Now, Belial is a pretty crappy special effect muppet, a latex monster with very little in the way of mobility, expression or realism in any way. And yet this stupid thing, this lump of not-flesh, is also weirdly effective. He can be terrifying, all teeth, black eyes and horrific screech, and he can be tender or pathetic. I dunno - he shouldn't work at all, you should laugh every time you see him (and some of the stop motion bits ARE laughable), but again there's a certain, ephemeral something about the design that just works.

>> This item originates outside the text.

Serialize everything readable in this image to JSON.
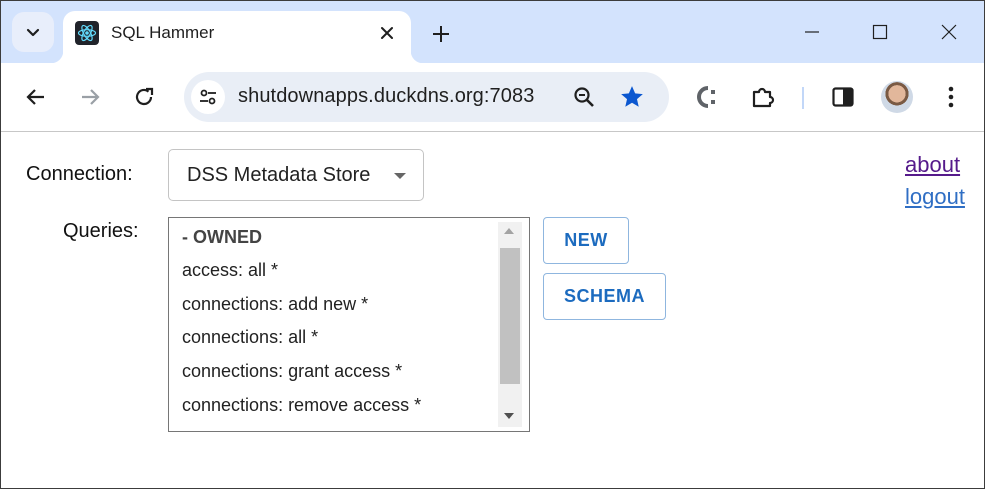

Duane and Belial aren't just hitting the Big Apple for a night out, they're on a mission. Seems a number of doctors performed an illegal and extensive operation to separate them when they were children (seen in flashback and gruesomely done on a dining room table). Belial ended up being tossed in the trash, but he's got a psychic connection with Duane, who found him and hid him away. Now they're out for revenge - well, Belial is, anyway. Duane just wants his brother to be happy. Of course he wouldn't say no to a little happiness for himself as well.

Duane, meet happiness. Don't get attached.

The central action of the movie - beyond the straightforward revenge storyline - involves Belial's fear of abandonment. Duane is his only connection to the outside world, the only way - beyond violence - that he interacts with it. When Duane meets a girl he likes, this threatens to bring Belial's world crashing down, and he'll do anything to prevent it from happening.

Just two bros having a heart-to-heart in the john.


The director, Frank Henenlotter has gone on to make a couple of Basket Case sequels, but you may know him better for Frankenhooker or the crazy-ass Brain Damage. I've only seen Brain Damage, but I'll have to check out the others. I'm sure they're low-budget, skeevy and weird and I won't know why, but I'll end up liking them.

The Bottom Line
It's impossible to praise this movie on any traditional level. It's poorly lit and shot, the acting is - at best - amateurish, the story is threadbare, the dialogue hokey, the effects sub-par, the editing... I think you get the drift. It's even just reprehensible as only a low-budget exploitation film can be. If you don't care to see a lumpy puppet grinding on a bloody corpse, then you'll want to pass this one by. However...

Basket Case somehow rounds that horn of terrible and becomes something worthy of watching. It's funny, horrifying and even occasionally moving. I ended up really liking it - in the same sort of way I like CHUD or Redneck Zombies. It's terrible. I know it is. And I don't care.